A few minutes later our friends were received on board the flat-boat, and most joyfully welcomed by its occupants. It was already getting dark, so that the meeting had not occurred too soon. It singularly happened that both Captain Parks and the flat-boat were delayed several hours in reaching the appointed spot.
There were a dozen upon the boat beside Wetzel, including the females of Stuart, Kingman and Parks, and several young, enterprising men.

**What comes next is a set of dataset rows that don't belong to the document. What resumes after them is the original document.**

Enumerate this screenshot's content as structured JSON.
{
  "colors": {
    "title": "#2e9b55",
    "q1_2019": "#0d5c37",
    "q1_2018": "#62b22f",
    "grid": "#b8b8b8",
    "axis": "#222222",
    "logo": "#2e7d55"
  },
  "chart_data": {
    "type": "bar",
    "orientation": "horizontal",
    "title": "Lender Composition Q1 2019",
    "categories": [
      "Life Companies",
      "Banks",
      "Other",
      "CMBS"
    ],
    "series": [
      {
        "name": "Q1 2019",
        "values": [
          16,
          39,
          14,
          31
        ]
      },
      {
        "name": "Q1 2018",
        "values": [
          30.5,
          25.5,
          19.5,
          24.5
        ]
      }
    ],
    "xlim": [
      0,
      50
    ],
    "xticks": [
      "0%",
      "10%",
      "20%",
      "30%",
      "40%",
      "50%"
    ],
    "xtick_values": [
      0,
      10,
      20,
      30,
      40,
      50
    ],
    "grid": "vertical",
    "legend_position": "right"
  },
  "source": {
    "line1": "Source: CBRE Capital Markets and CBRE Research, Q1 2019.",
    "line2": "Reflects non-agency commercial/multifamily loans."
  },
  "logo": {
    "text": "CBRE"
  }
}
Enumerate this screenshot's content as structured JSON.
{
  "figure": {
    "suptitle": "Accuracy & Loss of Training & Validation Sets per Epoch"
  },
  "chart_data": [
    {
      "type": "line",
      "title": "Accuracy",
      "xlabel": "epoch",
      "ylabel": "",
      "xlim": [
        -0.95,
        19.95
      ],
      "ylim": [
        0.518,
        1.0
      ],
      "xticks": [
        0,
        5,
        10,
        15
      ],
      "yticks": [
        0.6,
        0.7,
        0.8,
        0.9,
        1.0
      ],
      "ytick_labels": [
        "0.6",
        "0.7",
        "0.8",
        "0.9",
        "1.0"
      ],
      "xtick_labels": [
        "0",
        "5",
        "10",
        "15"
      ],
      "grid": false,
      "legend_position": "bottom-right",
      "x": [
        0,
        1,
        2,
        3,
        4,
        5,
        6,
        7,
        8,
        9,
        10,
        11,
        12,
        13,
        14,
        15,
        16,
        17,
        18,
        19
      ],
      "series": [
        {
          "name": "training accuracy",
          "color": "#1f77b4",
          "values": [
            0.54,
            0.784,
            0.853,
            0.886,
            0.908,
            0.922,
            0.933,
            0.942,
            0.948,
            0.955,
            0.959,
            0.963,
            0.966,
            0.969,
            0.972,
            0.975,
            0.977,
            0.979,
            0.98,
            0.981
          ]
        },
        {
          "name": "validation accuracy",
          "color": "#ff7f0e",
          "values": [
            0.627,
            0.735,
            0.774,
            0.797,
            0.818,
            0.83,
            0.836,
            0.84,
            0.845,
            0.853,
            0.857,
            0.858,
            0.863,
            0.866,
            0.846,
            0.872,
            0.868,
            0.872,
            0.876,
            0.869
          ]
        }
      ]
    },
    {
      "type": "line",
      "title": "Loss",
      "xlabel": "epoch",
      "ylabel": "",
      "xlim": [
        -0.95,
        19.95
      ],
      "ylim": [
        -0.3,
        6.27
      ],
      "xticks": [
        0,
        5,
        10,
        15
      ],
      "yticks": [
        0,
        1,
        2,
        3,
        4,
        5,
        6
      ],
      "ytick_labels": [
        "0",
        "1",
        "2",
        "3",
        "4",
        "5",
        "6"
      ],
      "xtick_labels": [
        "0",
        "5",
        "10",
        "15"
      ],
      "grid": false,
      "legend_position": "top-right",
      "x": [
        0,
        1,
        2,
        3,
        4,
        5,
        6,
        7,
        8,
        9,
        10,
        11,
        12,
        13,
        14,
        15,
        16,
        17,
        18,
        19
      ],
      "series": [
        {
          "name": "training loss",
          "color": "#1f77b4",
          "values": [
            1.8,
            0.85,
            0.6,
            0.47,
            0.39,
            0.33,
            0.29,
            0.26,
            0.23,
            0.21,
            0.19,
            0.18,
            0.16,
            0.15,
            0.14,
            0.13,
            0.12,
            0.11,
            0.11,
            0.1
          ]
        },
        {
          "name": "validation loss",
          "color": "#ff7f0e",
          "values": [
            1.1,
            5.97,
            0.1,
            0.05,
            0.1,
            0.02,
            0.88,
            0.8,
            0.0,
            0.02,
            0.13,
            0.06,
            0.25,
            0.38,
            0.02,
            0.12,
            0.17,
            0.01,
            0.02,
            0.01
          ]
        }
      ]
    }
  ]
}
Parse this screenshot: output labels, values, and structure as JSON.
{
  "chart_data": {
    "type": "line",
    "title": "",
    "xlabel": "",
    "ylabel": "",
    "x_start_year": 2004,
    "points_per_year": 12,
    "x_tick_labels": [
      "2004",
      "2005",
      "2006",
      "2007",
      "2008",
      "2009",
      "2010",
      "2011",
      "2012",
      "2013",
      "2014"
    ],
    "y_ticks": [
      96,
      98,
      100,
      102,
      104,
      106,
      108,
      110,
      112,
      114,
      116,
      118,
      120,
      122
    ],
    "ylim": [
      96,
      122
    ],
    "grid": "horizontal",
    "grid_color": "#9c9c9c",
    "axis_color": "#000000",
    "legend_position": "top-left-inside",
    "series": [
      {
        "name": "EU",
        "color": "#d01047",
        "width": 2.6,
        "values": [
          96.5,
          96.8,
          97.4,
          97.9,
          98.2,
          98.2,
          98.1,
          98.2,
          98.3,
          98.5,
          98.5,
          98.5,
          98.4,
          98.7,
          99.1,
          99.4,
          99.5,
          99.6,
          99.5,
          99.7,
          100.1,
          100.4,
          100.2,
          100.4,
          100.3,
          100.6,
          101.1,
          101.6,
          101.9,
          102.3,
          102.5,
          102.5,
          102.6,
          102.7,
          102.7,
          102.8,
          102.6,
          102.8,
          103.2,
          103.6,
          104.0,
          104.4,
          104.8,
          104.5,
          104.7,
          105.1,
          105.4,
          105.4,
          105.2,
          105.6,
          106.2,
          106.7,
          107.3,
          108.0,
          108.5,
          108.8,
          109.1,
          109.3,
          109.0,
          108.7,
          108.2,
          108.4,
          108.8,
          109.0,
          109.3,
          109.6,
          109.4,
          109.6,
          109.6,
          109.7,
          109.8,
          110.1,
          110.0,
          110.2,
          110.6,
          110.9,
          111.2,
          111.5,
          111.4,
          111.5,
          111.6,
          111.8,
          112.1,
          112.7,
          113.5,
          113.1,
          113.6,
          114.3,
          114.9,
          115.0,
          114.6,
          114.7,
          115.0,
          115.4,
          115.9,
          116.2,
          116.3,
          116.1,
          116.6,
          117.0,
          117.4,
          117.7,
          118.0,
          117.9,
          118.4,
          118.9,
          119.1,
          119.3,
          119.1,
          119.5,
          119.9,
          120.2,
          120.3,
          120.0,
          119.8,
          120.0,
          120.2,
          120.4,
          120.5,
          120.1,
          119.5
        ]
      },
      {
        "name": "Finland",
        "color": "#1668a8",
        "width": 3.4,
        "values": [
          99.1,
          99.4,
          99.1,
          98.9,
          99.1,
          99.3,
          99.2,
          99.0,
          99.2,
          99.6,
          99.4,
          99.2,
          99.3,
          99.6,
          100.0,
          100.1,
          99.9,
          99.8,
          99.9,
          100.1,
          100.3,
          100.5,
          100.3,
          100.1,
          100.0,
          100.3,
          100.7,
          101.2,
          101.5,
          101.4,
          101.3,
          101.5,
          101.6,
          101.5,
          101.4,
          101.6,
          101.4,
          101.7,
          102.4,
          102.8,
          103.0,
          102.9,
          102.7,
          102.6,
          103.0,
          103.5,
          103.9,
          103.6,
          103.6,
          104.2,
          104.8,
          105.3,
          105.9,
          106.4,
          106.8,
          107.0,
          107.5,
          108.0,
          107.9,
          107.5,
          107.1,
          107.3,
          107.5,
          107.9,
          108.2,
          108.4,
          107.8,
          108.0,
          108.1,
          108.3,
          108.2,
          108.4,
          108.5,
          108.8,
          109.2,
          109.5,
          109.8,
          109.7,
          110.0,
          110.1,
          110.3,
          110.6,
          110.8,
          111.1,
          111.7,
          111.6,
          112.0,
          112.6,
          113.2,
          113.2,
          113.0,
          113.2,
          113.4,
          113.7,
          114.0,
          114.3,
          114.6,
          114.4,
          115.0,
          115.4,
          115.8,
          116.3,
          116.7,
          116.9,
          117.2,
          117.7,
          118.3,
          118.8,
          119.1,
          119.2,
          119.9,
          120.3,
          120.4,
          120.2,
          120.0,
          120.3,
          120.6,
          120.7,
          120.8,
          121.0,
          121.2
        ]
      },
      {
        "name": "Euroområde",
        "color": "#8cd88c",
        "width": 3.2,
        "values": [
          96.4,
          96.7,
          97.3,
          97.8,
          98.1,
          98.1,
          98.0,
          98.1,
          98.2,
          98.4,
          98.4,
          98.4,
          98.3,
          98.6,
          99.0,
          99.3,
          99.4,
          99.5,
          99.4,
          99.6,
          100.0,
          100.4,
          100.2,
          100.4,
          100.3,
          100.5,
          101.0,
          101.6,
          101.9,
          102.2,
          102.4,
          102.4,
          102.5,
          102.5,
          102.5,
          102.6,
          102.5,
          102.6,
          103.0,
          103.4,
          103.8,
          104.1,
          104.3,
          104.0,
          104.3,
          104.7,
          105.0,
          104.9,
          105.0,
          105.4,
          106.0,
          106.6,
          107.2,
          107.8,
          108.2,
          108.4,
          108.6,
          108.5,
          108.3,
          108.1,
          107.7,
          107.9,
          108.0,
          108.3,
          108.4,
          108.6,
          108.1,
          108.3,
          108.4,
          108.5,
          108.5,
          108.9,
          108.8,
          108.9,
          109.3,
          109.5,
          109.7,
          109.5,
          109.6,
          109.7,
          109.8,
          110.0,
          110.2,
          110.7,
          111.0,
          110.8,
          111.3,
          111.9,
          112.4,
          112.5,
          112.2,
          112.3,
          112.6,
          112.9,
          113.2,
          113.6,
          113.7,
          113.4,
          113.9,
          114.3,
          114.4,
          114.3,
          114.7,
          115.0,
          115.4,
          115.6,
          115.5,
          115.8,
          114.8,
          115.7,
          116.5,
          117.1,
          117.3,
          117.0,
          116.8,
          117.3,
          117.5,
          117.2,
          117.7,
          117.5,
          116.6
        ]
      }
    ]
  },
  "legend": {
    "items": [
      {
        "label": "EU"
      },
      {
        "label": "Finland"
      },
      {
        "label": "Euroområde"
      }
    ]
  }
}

Stuart was a sturdy, middle-aged farmer, who had first proposed this undertaking, and was the leading spirit of the enterprise. He was a corpulent, good-natured man, and was accompanied by his wife, and a meek, blue-eyed daughter of eighteen or twenty years. Kingman was a relative of Stuart’s, was of about the same age, and of the same pleasant, social disposition. His only child was a son, just verging into manhood, who had hopefully joined the little expedition. The third mentioned was Parks, our first acquaintance, who was about forty years of age, with a heavy grizzly beard and bushy hair, and of so irascible a disposition that he had gained the name of the “Mad Captain.” He was childless, having lost his only son in battle some years before.
The party at the time we introduce them to the notice of the reader, were engaged over their evening meal, and thus the hunter Wetzel was undisturbed by the presence of any of them.
Suddenly, like the flash of a demon’s eye, a bright spot of fire flamed from the inky blackness of the western shore, the sharp crack of a rifle burst upon the night air, its sullen echoes rolling far up and down the river. Not a motion or word on the flat-boat betrayed that the sound of a rifle had been heard. Wetzel was standing as usual, resting quietly on the oar, and heard the whizz of the bullet as it skimmed over the boat in front of him. Not the least discomfited, he neither spoke nor changed his position at the startling sound. A deliberate half-turning of the head and an apparently casual glance at the shore from which the shot had come, were all that betokened his knowledge of the threatened danger. There was little need of cautioning the inmates, as they were well aware of the dangers by which they were surrounded. Around Wetzel stood Kingman and Parks, while at the opposite end were young Kingman and a friend by the name of Russel. The females remained below.
The night was one of those clear, beautiful ones, when the silence is so perfect that the dark forest seems to have a deep, sullen, and almost inaudible roar, and there is soft music in the hum of the myriads of insects in the air. As the moonlight rested upon the youthful, but already bronzed face of the brave Wetzel, it disclosed one of no ordinary intelligence.